DENMARK 18 NOVEMBER 2013 KL. 02.23
Adoption Agencies in several countries are struggling to survive, while the whole sector is under pressure.
It is not only in Denmark that private adoption agencies are struggling for economic survival during these years.
From her residence in Brussels, former official of the European Commission Roelie Post seconded to the small NGO Against Child Trafficking, which fights against child trafficking disguised as adoption, follows the developments.
“We have seen many adoption agencies shut down in the U.S., and some of the largest agencies have merged. Wereldkinderen in the Netherlands its continuity was under pressure and has so far laid off staff and leased half of its office. An Austrian agency had to close after a scandal that resembled the Danish Masho-case.

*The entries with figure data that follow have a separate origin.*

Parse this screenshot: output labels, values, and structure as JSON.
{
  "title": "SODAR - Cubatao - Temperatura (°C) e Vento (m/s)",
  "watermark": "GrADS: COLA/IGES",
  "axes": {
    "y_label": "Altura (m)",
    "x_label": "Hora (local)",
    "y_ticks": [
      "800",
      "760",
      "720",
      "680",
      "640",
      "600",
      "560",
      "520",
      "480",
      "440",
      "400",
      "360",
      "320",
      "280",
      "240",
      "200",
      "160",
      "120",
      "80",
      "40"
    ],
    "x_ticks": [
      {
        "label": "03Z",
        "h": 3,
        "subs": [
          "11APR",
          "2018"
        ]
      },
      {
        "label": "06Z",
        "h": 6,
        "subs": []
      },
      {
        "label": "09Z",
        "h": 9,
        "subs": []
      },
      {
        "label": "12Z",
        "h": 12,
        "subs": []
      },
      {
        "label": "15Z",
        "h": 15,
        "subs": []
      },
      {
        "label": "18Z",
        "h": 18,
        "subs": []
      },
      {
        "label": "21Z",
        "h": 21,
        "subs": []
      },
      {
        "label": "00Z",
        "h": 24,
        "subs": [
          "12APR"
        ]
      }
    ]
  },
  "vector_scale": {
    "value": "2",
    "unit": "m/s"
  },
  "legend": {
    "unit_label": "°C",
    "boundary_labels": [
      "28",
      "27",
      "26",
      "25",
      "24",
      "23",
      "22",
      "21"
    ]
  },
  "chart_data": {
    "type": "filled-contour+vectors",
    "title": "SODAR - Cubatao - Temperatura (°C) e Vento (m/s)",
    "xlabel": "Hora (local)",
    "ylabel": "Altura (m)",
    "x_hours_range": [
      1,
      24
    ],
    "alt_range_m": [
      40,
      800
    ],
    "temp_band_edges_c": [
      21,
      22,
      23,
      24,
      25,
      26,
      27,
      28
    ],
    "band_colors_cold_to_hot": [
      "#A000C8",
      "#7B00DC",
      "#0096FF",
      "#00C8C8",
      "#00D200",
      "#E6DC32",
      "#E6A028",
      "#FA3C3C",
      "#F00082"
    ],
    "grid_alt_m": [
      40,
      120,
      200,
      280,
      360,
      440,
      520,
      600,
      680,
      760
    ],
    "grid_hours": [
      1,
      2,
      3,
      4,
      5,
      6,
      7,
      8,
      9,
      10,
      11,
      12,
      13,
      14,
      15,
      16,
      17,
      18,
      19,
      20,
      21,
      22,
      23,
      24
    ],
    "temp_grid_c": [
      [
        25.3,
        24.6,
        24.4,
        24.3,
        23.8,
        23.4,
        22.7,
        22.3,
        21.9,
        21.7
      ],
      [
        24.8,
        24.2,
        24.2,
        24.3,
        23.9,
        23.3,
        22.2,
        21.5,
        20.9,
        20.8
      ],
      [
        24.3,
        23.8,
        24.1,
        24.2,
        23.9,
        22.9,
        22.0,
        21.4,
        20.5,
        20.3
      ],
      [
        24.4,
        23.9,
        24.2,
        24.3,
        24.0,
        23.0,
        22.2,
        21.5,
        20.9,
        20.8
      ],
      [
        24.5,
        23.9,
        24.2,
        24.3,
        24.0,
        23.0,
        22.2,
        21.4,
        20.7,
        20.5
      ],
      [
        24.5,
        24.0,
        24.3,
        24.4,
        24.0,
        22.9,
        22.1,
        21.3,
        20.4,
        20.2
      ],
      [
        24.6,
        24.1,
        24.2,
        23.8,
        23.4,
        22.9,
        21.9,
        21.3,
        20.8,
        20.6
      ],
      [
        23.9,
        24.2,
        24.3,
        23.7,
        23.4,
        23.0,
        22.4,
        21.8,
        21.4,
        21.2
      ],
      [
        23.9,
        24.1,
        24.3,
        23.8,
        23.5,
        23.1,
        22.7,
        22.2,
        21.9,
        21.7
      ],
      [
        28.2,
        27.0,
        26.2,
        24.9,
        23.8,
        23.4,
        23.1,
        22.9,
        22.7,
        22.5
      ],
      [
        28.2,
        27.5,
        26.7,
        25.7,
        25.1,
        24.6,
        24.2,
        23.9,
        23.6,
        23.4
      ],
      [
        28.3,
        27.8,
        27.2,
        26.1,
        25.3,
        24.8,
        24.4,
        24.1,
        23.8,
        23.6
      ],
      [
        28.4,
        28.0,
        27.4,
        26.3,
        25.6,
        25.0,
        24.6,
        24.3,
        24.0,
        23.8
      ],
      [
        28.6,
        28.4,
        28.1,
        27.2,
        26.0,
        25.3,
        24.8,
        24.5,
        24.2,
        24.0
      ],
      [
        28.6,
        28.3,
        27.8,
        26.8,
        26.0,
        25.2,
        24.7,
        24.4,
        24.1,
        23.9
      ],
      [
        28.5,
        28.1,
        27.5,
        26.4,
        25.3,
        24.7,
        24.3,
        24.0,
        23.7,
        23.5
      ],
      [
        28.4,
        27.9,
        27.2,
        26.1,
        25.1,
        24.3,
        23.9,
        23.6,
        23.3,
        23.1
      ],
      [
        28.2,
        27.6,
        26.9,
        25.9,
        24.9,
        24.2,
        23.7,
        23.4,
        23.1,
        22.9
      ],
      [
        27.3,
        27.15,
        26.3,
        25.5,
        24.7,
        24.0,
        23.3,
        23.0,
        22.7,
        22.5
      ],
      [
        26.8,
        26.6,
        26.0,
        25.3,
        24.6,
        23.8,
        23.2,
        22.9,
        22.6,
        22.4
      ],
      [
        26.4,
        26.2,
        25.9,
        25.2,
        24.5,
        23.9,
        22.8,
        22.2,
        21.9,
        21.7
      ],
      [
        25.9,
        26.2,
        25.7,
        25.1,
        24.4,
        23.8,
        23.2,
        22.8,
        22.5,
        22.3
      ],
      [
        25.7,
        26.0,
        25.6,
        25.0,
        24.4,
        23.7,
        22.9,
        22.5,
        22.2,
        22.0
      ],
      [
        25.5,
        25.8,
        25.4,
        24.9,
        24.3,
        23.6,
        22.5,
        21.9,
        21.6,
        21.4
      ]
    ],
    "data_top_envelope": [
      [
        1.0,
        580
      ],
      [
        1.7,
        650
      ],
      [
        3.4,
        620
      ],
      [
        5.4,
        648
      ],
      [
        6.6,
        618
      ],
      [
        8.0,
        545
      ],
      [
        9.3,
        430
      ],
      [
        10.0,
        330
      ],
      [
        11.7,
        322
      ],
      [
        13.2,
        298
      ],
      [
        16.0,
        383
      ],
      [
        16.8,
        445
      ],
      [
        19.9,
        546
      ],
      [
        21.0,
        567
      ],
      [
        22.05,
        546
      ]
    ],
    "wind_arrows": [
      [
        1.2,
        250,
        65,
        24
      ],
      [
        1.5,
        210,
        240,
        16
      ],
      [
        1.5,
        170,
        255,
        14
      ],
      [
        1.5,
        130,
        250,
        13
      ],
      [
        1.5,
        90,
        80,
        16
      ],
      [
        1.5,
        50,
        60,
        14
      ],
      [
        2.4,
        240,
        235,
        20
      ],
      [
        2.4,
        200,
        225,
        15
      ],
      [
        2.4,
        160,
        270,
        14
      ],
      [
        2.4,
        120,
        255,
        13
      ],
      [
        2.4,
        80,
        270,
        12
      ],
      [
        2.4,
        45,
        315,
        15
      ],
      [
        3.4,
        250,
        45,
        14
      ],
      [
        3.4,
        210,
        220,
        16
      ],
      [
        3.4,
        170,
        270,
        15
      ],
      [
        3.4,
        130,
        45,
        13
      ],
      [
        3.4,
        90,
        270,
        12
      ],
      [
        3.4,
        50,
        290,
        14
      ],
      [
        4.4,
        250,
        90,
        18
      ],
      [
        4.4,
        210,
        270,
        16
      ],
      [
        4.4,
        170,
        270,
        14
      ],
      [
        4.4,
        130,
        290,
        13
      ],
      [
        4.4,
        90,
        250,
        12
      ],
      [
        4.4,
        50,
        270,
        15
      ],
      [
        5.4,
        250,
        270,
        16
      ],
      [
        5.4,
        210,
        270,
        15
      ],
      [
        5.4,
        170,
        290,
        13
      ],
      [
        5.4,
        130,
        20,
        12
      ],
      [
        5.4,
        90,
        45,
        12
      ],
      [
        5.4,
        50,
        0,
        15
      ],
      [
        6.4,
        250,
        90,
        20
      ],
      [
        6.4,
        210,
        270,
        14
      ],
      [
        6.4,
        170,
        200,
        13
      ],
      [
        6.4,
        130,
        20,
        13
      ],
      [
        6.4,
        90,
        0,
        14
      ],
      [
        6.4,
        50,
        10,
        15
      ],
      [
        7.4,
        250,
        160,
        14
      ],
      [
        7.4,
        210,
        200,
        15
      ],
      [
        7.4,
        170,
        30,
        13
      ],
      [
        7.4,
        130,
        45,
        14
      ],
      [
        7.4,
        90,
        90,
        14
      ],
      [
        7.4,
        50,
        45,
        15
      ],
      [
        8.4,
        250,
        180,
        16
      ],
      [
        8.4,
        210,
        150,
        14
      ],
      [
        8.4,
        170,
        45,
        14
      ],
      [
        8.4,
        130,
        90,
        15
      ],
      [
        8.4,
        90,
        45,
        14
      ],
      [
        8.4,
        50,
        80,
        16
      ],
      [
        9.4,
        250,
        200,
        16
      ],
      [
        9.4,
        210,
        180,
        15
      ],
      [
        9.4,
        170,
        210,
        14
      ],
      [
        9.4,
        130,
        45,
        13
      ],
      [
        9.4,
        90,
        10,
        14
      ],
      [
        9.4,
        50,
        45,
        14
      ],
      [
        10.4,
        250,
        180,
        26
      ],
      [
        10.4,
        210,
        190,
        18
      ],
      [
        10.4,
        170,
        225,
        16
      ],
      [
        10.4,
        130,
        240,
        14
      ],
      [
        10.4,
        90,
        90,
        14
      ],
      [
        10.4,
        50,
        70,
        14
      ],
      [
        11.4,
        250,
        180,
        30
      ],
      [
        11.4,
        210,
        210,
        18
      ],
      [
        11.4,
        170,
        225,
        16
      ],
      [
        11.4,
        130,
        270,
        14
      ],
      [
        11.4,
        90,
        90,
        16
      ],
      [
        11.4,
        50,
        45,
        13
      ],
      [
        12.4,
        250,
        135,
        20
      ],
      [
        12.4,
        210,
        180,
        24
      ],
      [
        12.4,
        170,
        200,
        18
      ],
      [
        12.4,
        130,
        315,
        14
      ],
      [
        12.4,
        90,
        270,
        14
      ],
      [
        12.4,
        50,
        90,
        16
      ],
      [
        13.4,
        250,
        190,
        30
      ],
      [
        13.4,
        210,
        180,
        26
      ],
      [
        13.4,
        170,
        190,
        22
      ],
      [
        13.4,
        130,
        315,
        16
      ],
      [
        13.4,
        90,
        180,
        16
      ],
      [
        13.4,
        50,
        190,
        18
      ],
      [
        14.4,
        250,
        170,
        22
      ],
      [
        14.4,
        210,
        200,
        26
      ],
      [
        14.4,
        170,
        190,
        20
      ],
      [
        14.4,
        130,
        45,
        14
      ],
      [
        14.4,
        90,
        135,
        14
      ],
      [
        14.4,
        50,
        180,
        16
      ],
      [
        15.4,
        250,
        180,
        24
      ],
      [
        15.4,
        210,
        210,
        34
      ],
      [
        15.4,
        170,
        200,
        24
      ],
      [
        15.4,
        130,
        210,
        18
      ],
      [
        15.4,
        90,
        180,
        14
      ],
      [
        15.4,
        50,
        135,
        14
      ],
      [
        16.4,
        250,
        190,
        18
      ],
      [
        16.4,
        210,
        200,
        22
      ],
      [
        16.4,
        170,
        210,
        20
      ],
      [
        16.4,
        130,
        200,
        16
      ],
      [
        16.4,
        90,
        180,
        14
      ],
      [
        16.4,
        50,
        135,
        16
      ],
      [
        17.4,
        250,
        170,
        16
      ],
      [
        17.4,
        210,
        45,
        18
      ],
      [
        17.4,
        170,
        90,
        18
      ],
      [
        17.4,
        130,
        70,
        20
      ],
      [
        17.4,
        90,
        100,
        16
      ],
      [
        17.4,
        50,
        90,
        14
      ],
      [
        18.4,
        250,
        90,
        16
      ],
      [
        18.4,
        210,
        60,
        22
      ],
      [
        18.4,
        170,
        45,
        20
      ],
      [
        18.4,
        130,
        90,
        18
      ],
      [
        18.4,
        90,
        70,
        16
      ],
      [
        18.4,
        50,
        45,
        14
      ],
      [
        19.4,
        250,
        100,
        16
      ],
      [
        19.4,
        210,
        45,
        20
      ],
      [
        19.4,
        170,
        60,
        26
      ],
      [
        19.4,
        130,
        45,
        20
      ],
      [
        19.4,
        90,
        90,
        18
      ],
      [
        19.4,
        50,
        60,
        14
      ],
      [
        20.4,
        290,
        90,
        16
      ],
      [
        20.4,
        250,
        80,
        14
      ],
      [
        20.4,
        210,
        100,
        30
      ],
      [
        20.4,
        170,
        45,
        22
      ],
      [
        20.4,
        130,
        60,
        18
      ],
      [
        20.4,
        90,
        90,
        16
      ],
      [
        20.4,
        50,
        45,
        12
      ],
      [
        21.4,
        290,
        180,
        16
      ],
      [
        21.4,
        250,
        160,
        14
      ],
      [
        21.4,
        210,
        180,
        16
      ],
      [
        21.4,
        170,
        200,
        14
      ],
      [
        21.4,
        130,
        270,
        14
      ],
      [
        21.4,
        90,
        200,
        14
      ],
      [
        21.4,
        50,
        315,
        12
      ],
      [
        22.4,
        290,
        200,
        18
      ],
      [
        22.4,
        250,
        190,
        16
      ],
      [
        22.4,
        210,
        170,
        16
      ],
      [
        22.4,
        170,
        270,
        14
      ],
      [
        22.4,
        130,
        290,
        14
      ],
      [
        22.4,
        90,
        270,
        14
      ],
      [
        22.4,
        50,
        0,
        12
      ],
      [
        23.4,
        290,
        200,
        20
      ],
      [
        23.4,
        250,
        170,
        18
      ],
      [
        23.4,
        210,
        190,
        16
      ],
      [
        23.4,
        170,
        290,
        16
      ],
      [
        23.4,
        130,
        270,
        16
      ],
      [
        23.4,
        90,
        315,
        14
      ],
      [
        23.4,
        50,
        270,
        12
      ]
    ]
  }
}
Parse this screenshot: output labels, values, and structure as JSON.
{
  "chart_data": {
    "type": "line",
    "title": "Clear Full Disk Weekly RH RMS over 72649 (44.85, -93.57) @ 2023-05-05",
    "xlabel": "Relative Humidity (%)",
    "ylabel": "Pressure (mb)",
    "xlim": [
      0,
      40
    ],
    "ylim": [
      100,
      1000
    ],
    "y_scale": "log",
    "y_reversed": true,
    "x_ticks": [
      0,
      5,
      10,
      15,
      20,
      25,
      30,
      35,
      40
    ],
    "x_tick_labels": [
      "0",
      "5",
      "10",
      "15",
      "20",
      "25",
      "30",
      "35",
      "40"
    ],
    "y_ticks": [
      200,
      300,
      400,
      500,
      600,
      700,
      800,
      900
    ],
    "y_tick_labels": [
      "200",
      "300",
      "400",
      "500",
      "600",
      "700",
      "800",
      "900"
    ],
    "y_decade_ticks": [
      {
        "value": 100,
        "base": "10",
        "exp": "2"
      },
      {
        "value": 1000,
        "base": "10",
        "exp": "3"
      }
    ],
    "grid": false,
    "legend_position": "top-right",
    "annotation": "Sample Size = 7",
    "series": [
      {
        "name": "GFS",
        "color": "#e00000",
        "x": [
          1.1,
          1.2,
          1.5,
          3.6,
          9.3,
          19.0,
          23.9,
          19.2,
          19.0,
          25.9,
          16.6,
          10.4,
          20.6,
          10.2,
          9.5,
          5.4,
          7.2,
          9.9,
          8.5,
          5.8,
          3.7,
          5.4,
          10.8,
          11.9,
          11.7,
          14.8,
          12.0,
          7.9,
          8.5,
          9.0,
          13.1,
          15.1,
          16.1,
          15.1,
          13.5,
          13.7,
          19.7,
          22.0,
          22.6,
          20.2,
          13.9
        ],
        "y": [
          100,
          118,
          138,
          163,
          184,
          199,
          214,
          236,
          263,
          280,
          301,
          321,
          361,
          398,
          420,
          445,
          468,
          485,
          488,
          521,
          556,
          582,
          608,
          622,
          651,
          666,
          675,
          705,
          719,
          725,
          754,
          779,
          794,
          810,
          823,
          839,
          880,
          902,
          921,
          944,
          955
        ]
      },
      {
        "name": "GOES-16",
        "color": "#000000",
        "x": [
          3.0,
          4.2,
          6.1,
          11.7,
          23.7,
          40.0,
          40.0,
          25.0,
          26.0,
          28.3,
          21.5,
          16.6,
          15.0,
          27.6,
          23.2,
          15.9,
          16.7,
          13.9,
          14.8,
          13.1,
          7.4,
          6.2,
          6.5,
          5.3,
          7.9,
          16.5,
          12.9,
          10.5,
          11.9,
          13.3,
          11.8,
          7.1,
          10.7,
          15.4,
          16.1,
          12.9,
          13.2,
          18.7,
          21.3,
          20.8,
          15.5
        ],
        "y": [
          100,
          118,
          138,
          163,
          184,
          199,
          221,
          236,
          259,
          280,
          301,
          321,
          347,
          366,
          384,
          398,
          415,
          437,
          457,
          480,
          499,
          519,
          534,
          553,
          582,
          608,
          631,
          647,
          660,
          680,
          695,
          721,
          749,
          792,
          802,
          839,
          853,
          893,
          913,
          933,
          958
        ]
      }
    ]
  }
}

Agencies are using their accumulated reserves, “said Roelie Post.
Why is the number of adoptions down??
“There are always several factors, but in general we see that information about corruption moves quicker, and it got some of the big sending countries to limit or completely shut down adoption. It has already happened in Romania, Guatemala and several other countries, today the information comes via the Internet, so cases become quickly known. It creates a greater awareness in both sending and recieving countries ‘.
Must find new countries
What does it mean for adoption agencies’ economy?
“Every business needs growth or at least some stability. If revenue falls and, as we look at the Danish agencies it has be be more than halved over a short time, while the number of new applicants also fails, the economy is under the double pressure, and it becomes unsustainable, “said Roelie Post.
She describes the development as a kind of self-reinforcing ‘deathly spiral’.
You can no longer feel sure to get a child
Roelie Post, Against Child Trafficking
DanAdopt had at the beginning of the year 382 applicants on the waiting list, but the number has since dropped to 296 To stop the decline in both adoptions and applicants, agencies have to look for new countries where they can find children, explains Roelie Post.
“And it costs a lot of money to travel, cultivating the right contacts and establish new partnerships. You also have to have money for projects that they are offering to private orphanages and government agencies – it opens doors and creates contacts at all levels, if you have 10,000-20,000 euros to help a project. The money can be financed only by constantly getting new applicants. ”
Ethics under pressure
Roelie Post and Against Child Trafficking fears that some adoption agencies may be tempted to put ethics under further pressure. “It puts them under additional pressure to find some children so they can get the last fee installment in and keep candidates happy. They might go to countries where adoption is not well known and proven. We have seen it in Africa, which is an example of an entire continent, where parents do not understand the concept of adoption. ”
At the same time there will be fewer and fewer new applicants who join, also in Denmark. With 245 applications in the first 10 months in 2013 a new low record low is reached – in 2012 searched 438 on adoption to more than 600 the year before. “We can no longer feel safe to have a baby, waiting times are longer and people start often too late after having spent years in fertility treatment – all this working against adoption agencies, “said Roelie Post.